I'm not sure about specifying providing the same data with data(countries110)
is necessary given t countries10 <- ne_countries(110)
does the same job.
I'd like to point out that I'm not an expert in this area, think the previous reviewers' suggestions in relation to package size is also another viable option and would be interested in hearing views from others, especially in relation to the DRY principle as it applies to data.
Thanks @Robinlovelace https://github.com/Robinlovelace for a considered and useful review.
On 17 December 2015 at 00:15, Robin notifications@github.com wrote:
Review
A number of packages provide geographic data, but none has yet made the high quality datasets within the naturalearth project easily available to R users. rnaturalearth does this with a user-friendly command-line interface, which encourages exploration of what the collection has to offer, in addition to 'simply' providing country and 'state' outlines at various level of geographical resolution. The package will very useful for anyone wanting to make simple yet accurate maps quickly.

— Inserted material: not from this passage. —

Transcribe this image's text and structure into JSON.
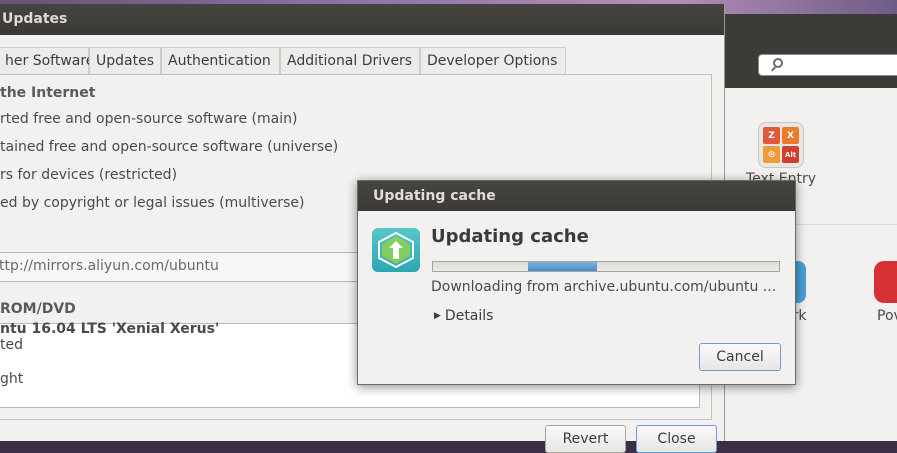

ROpenSci, with its emphasis on data access, is an ideal community space to host this package. Useability of the functions
Overall I found the package intuitive and easy to use. The preface of ne is useful for quickly accessing the package's functions (in a similar way that stringr functions begin with st) and I think the order and description of the function arguments makes sense, given the structure of the data on the naturalearth data repository.
The main vignette https://github.com/AndySouth/rnaturalearth/blob/master/vignettes/rnaturalearth.Rmd succintly describes the core purpose and functions of the package, although I think more on what extra can be downloaded via ne_download() would be interesting here. The what-is-a-country vignette provides a useful discussion of the subtleties surrounding up how to divide up geographical space along national, state and regional borders.
Minor comments/suggestions:
-
I think the description of the @param type in ne_download could be better at conveying to the user what datasets are available. It is not clear from the function documentation, for example, that lakes can be downloaded with ne_download(type = 'lakes', category = 'physical'). To resolve this issue I suggest that a link to the dataset types is make more explicit (e.g. "see naturalearthdata.com/downloads/110m-cultural-vectors/ http://www.naturalearthdata.com/downloads/110m-cultural-vectors/ for the types of data that can be downloaded for cultural 110 m resolution data.")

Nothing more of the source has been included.